Sur le chemin du retour, je pousse la porte d’une boutique anonyme de téléphones, dans l’espoir de comprendre ce que font ces petits gars des mobiles chipés à la tire ou arrachés, plus ou moins violemment d’ailleurs. Un téléphone bloqué, blacklisté, fiché est-il donc encore utilisable ?
« Si c’est un iPhone, non, car on ne peut pas changer le code IMEI d’un iPhone, en tous cas pas des dernières versions. Donc s’il est bloqué, on peut rien en faire, pas en France en tout cas ».

Et les autres, alors ? « Les BlackBerry non plus, on ne peut pas changer leur identité, mais les Nokia, LG, Samsung, HTC, oui, c’est faisable. Il existe des manipulations pour changer le code IMEI de ces mobiles », assure-t-il. Qui est capable d’effectuer ces manipulations ? « Vous allez à Barbès, c’est pas compliqué, pas mal de boutiques se font pas mal d’argent avec ça ». Tu m’étonnes.  Il existerait donc des docteurs ès « déblocage » de mobiles, normal, sinon à quoi bon continuer à voler des téléphones ?  » Parce que peu de personnes portent plainte déjà, et que tous les opérateurs ne jouent pas le jeu, en ne prévenant pas les clients qu’il est possible de bloquer leur téléphone en cas de vol ». Quatrième dimension : je suis à deux doigts d’imaginer que les opérateurs sont ravis de pouvoir revendre d’autres mobiles à leurs clients délestés de leur portable. Wake up, je délire.
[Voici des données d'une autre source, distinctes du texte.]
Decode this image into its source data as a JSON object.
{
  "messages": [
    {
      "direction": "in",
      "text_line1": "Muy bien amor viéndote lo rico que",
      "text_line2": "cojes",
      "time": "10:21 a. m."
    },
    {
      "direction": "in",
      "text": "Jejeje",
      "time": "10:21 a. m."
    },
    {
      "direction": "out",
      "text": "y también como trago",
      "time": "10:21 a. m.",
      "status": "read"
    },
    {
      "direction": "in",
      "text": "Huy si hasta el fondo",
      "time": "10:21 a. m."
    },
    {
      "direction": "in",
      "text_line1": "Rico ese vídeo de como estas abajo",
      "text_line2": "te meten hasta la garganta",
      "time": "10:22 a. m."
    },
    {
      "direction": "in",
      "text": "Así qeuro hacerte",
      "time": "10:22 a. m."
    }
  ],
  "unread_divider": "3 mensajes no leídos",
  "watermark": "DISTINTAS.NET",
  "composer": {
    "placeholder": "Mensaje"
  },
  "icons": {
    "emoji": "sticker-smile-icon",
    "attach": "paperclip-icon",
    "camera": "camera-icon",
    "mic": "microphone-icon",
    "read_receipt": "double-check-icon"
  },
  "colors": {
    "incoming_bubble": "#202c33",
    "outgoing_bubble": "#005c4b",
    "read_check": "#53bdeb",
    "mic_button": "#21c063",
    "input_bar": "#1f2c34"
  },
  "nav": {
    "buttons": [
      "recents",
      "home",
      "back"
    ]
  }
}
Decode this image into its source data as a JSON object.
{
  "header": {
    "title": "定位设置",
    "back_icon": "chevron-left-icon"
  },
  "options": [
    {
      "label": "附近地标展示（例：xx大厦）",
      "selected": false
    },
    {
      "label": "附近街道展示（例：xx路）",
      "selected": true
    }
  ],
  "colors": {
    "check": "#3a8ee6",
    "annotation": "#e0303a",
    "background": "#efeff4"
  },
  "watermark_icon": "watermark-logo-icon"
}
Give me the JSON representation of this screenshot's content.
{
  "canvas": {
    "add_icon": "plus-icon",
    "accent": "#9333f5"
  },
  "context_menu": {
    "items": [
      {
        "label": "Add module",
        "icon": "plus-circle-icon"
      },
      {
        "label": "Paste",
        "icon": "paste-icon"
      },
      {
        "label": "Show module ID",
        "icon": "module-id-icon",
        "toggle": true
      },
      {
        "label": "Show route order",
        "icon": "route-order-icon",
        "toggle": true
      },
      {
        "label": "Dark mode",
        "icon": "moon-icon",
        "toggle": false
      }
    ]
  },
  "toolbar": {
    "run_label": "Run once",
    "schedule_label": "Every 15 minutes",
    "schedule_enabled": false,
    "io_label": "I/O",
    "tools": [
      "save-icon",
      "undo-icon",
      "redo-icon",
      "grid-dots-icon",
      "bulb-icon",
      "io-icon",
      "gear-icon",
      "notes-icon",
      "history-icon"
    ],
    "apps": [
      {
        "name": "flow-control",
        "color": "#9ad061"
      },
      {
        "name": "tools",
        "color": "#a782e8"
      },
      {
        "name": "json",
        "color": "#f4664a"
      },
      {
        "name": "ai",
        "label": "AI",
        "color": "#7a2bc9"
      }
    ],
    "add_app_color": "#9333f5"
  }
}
« Soit les mobiles bloqués ont une nouvelle identité, et dans ce cas, ils remarchent normalement et ont à nouveau accès à n’importe quel réseau ; soit ce n’est pas possible et là deux possibilités. Ou le client n’a pas fait bloquer l’appareil, et il continue donc à fonctionner, soit il est bloqué et il part dans des réseaux qui font passer les téléphones à l’étranger, en Europe ou en Afrique du Nord ».On récapitule, donc. En cas de vol de téléphone portable, on peut / doit :

  • Couper sa ligne en appelant son opérateur, en lui rappelant, si besoin, qu’il est important de signaler à ses clients victimes d’un vol qu’il est possible de faire bloquer son téléphone, et que cette démarche est effectuée par la police directement.
  • Porter plainte dans un commissariat.
  • Passer chez son opérateur pour récupérer une nouvelle carte SIM et, éventuellement, un nouvel appareil.
  • Éviter de vous servir de votre mobile dans la rue, dans les transports en commun, aux terrasses de cafés… Idéal pour un appareil dit « mobile ».
  • (Souffler. Passer à autre chose.)

(1) Faire diminuer le nombre de vols
Tout utilisateur, ou presque, d’un téléphone portable sait qu’en cas de vol, sa ligne téléphonique peut être bloquée sur simple appel à son service client opérateur. La ligne ne sera pas coupée dans la minute. Chez SFR, par exemple, on nous parle d’un délai de deux heures avant que la ligne ne soit coupée.Le nouveau volet de la LOPPSI, qui va permettre de bloquer à distance les téléphones volés, vise à simplifier les procédures de déclaration pour, d’une part, pousser les victimes à porter plainte de manière systématique et, d’autre part, rendre le vol inutile. Un téléphone bloqué ne pouvant plus recevoir aucun réseau… en France.
Il était jusqu’alors possible de faire bloquer son téléphone, mais la démarche était fastidieuse et entièrement à la charge de la victime, qui devait monter un dossier à envoyer à son opérateur. Encore fallait-il savoir qu’il était possible de rendre inutilisable son téléphone !
Désormais, l’agent de police qui prend le dépôt de plainte sera chargé d’envoyer par email une demande de blocage du téléphone volé à l’opérateur concerné. Ce dernier lancera une procédure de blocage de l’appareil. Un processus qui peut prendre jusqu’à quatre jours.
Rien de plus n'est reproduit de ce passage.